さて、模型をつくるにしても、なかなか費用がかかる。一郎のように、貧乏な家の子供は、お金のかかることなんか、出来ないのであった。といって、このまま指をくわえて引込《ひっこ》んでいるわけには、いかなかった。
一郎は、いろいろと思いなやんだ。ひとつ会社をやめて、もっと儲《もう》かる仕事をはじめようかしら。
彼は、発明王エジソンの少年時代のことを思い起こした。エジソンの家も、たいへん貧しかった。しかし少年エジソンは化学の実験がたいへんすきで、もっともっと、自分の思うように、それをたくさんやってみたくて仕方がなかった。そこでエジソン少年は、まず新聞売子になった。新聞を売って、それで儲《もう》けたお金で、たのしい実験につかう薬品を買うことにしたのであった。エジソンは、新聞を汽車の中や駅で売ったのであった。

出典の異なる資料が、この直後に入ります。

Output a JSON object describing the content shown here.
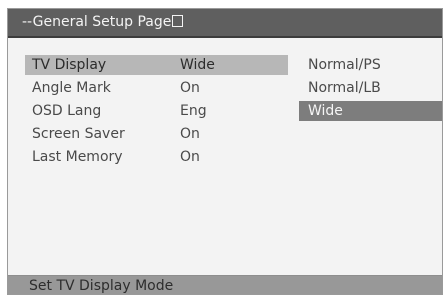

そのうち、エジソンは、自分で新聞を発行することを考えた。その方が、たくさん儲かるからであった。彼は、汽車の中の一室を、その新聞の発行所にあてた。彼の新聞は、よく売れた。それで、彼の思うような薬品が買えた。彼は汽車の中で、化学実験をつづけたのであった。くるしいけれども、たのしい日が、エジソンのうえにつづいた。或る日、汽車が揺《ゆ》れた拍子《ひょうし》に車内の薬品棚《やくひんだな》から、燐《りん》の壜がおちてこわれ、たちまち燐は空気中の酸素と化合をはじめ、ぼーっと燃えだした。火事だ。汽車の中に火事がはじまったのである。火事を出したおかげで、彼は新聞を発行することが出来なくなってしまった。――そんなことを、エジソンの伝記でよんだことがあった。
「よし、僕は、やるぞ!」
エジソンのように、彼も自力《じりき》で働こうと思った。そしてもっと、たくさんのお金を儲け、そしてもっとたくさんの時間を、地下戦車の研究につかえるようにしたいと考えた。
小田さんは、一郎の決心をきいて、いろいろと止めたけれど、彼の決心はつよかった。そして彼は、とうとう廃品回収屋さんを始めることとなった。一郎の母親をときふせることは、小田さんにたのんだ。
かがやかしき(一郎にいわせると)新体制への発足《ほっそく》であった。